The cubes' edges are also beveled, so when two cubes are face to face, there's a slight gap between their magnets. When one cube begins to flip on top of another, the bevels, and thus the magnets, touch. The connection between the cubes becomes much stronger, anchoring the pivot. On each face of a cube are four more pairs of smaller magnets, arranged symmetrically, which help snap a moving cube into place when it lands on top of another.
As with any modular-robot system, the hope is that the modules can be miniaturized: the ultimate aim of most such research is hordes of swarming microbots that can self-assemble, like the "liquid steel" androids in the movie "Terminator II." And the simplicity of the cubes' design makes miniaturization promising.

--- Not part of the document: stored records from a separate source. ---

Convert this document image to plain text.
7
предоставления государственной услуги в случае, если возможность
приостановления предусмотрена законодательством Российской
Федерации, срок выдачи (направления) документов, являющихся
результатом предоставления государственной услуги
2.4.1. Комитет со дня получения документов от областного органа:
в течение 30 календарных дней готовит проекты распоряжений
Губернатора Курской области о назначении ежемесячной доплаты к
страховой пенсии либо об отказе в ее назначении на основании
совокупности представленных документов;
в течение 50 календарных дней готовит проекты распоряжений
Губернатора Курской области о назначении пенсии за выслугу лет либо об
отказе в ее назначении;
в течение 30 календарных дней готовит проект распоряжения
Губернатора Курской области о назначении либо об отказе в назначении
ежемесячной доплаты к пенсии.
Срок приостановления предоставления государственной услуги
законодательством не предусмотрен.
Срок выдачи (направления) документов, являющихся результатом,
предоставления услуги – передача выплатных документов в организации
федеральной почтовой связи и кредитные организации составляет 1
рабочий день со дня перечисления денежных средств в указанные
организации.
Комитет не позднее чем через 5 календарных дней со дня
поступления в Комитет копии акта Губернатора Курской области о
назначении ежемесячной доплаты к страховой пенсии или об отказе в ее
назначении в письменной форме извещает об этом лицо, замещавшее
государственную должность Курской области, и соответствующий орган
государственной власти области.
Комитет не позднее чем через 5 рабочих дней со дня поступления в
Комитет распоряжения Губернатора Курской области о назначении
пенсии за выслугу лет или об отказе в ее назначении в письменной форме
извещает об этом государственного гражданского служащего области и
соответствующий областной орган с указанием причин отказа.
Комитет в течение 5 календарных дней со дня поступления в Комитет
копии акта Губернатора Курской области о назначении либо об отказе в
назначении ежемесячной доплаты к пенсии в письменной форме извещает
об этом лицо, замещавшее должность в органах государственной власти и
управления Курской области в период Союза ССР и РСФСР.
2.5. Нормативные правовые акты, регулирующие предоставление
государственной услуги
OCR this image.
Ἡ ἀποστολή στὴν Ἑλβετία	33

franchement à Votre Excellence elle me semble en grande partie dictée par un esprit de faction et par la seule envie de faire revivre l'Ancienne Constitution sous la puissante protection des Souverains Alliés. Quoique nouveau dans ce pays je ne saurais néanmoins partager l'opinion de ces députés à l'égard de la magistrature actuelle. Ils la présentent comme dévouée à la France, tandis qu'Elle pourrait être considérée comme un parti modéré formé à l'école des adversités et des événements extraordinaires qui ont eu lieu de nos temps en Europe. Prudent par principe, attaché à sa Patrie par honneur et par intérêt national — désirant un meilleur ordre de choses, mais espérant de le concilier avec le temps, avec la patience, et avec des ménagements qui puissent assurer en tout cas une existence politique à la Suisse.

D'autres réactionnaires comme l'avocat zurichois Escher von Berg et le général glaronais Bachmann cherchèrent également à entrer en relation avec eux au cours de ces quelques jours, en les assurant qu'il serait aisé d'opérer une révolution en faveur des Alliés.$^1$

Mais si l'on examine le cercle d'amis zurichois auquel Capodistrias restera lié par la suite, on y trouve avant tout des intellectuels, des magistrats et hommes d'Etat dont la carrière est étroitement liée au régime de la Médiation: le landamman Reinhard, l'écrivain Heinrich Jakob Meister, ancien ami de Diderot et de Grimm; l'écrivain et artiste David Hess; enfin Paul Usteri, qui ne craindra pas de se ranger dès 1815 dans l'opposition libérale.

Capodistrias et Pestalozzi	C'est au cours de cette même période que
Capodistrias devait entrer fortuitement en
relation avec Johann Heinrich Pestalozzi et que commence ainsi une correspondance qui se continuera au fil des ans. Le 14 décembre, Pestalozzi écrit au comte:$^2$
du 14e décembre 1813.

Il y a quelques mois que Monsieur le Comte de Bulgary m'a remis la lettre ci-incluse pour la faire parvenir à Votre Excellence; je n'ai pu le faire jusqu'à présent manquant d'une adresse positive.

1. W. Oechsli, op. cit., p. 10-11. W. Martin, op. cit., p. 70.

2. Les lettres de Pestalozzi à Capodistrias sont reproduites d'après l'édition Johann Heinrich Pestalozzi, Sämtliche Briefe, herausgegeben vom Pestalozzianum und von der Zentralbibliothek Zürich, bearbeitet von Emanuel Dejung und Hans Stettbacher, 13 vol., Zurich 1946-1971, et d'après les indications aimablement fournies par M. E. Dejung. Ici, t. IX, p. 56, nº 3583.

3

But the researchers believe that a more refined version of their system could prove useful even at something like its current scale. Armies of mobile cubes could temporarily repair bridges or buildings during emergencies, or raise and reconfigure scaffolding for building projects. They could assemble into different types of furniture or heavy equipment as needed. And they could swarm into environments hostile or inaccessible to humans, diagnose problems, and reorganize themselves to provide solutions. Strength in diversity The researchers also imagine that among the mobile cubes could be special-purpose cubes, containing cameras, or lights, or battery packs, or other equipment, which the mobile cubes could transport. "In the vast majority of other modular systems, an individual module cannot move on its own," Gilpin says. "If you drop one of these along the way, or something goes wrong, it can rejoin the group, no problem." "It's one of those things that you kick yourself for not thinking of," Cornell's Lipson says. "It's a low-tech solution to a problem that people have been trying to solve with extraordinarily high-tech approaches." "What they did that was very interesting is they showed several modes of locomotion," Lipson adds. "Not just one cube flipping around, but multiple cubes working together, multiple cubes moving other cubes -- a lot of other modes of motion that really open the door to many, many applications, much beyond what people usually consider when they talk about self-assembly. They rarely think about parts dragging other parts -- this kind of cooperative group behavior." In ongoing work, the MIT researchers are building an army of 100 cubes, each of which can move in any direction, and designing algorithms to guide them. "We want hundreds of cubes, scattered randomly across the floor, to be able to identify each other, coalesce, and autonomously transform into a chair, or a ladder, or a desk, on demand," Romanishin says.